Fait nouveau comparé au rapport de 2013, les experts se sont penchés sur une maladie très fréquente, qui touche 5 % à 10 % des femmes : l’endométriose. Les études épidémiologiques sont encore peu solides, mais les experts ont avancé des mécanismes biologiques susceptibles de lier un grand nombre de pesticides à une augmentation du risque de développer cette maladie douloureuse et parfois invalidante. « En particulier, il est possible que des perturbations du système immunitaire induites par certaines molécules soient liées à cette maladie, selon le toxicologue Xavier Coumoul (Inserm, université Paris-Descartes), coauteur de l’expertise. C’est une hypothèse de travail très importante. »

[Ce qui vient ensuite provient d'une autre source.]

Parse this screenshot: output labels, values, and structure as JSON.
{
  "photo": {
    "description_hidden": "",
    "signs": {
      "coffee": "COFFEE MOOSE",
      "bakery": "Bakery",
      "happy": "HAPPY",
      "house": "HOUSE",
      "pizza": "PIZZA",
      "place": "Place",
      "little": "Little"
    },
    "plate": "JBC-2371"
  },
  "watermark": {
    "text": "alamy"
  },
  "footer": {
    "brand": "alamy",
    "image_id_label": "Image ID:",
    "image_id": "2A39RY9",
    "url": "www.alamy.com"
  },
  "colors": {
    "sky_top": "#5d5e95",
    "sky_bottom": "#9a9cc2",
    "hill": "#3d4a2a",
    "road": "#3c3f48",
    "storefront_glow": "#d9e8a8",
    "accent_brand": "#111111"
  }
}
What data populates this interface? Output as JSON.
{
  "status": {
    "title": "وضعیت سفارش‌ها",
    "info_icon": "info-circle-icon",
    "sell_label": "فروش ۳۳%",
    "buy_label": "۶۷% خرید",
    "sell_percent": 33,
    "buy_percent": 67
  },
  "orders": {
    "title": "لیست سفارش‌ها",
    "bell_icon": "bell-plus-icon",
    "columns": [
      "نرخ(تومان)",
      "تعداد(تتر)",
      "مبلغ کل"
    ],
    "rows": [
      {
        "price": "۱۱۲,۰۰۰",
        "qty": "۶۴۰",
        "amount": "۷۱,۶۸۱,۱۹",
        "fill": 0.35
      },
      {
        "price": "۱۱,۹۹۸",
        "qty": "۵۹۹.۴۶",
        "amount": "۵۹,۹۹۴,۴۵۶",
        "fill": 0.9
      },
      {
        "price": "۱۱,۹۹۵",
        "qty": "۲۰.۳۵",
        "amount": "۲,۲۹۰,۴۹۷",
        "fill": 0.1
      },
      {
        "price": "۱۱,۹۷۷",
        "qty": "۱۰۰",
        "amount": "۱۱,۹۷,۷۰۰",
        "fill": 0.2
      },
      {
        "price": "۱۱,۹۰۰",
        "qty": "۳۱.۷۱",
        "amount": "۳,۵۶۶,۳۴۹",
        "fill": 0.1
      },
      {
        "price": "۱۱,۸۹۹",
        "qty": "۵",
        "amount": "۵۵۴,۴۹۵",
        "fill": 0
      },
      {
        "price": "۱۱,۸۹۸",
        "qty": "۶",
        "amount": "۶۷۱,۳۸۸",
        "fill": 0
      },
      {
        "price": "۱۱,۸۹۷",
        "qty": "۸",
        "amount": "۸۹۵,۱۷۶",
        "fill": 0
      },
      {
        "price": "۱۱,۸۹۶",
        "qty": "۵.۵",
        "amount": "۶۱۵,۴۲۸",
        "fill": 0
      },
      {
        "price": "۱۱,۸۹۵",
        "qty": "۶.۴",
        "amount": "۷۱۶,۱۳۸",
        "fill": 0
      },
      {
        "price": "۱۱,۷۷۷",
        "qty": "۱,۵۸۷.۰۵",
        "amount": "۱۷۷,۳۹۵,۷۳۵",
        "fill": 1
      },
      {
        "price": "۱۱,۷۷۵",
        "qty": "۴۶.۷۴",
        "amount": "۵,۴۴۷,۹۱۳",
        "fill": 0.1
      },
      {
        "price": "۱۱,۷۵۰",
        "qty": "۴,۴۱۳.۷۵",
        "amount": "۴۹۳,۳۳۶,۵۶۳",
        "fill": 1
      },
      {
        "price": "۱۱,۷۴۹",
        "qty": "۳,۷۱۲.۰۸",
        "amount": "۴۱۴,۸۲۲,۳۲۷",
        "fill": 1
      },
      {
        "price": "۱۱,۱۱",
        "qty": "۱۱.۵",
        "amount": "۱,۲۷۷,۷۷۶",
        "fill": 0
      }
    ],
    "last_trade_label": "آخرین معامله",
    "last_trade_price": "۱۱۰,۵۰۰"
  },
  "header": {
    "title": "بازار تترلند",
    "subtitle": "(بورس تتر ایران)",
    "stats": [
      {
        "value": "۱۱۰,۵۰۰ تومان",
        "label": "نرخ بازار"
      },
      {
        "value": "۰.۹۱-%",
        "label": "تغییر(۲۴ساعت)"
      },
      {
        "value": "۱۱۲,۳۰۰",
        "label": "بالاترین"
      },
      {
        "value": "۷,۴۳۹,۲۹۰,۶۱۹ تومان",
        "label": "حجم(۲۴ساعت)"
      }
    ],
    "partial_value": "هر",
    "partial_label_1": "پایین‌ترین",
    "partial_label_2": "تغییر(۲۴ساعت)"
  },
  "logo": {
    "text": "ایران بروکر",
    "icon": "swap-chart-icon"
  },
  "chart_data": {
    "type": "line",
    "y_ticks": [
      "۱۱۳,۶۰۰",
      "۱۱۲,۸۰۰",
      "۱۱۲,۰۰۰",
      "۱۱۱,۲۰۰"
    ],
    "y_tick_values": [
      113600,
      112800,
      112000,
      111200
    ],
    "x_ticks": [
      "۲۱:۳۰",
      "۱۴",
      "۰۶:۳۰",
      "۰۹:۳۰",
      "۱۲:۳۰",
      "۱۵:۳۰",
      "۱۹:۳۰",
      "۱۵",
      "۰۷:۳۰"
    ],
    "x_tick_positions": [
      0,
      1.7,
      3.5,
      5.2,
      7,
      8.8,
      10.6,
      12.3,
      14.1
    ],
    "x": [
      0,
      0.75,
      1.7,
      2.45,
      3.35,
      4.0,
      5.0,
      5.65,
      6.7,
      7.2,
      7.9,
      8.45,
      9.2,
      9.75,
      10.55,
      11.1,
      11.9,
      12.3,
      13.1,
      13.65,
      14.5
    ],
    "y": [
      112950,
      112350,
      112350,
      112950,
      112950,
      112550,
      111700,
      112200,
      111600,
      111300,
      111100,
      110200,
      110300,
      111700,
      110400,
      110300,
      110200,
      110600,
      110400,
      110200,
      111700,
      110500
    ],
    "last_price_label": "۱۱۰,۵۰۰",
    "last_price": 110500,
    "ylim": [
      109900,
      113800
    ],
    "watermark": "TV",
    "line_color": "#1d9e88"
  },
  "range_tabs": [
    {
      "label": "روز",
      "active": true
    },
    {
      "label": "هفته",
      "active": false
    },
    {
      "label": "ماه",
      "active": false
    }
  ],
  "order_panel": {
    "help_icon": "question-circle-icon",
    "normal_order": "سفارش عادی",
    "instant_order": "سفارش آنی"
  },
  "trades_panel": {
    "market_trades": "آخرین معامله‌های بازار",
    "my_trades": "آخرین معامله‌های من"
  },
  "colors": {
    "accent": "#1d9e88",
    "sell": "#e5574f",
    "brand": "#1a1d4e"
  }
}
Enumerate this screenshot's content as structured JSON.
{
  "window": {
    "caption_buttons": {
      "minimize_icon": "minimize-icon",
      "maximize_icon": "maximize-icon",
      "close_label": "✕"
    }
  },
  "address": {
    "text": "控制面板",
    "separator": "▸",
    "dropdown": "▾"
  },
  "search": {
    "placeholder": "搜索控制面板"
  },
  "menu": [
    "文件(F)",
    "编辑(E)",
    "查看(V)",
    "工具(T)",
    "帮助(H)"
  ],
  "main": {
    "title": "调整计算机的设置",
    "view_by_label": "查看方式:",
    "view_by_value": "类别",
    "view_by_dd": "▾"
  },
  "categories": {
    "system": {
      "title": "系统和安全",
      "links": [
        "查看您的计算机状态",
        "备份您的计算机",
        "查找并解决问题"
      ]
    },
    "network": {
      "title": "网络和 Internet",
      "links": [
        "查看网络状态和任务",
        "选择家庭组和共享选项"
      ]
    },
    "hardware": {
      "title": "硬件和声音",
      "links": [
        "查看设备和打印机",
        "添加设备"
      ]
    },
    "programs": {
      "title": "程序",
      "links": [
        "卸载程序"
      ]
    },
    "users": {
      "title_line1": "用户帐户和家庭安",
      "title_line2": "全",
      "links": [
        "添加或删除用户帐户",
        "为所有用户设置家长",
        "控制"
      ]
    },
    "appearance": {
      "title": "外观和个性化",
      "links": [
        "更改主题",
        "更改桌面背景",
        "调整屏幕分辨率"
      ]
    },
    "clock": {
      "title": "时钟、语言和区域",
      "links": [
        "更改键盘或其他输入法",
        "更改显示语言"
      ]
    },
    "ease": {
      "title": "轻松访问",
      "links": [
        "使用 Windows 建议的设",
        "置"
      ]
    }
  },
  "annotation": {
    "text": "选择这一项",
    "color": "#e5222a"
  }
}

De nombreuses substances étudiées par les experts sont aujourd’hui proscrites. Mais plusieurs d’entre elles persistent dans l’environnement, la population y étant ainsi toujours exposée. Par exemple, l’expertise rappelle qu’en 2017 des pesticides étaient retrouvés dans 80 % des masses d’eau souterraines, « un quart d’entre elles dépassant le seuil réglementaire ». Parmi les 300 substances détectées, ajoutent les experts, « 40 % sont des substances actuellement interdites ».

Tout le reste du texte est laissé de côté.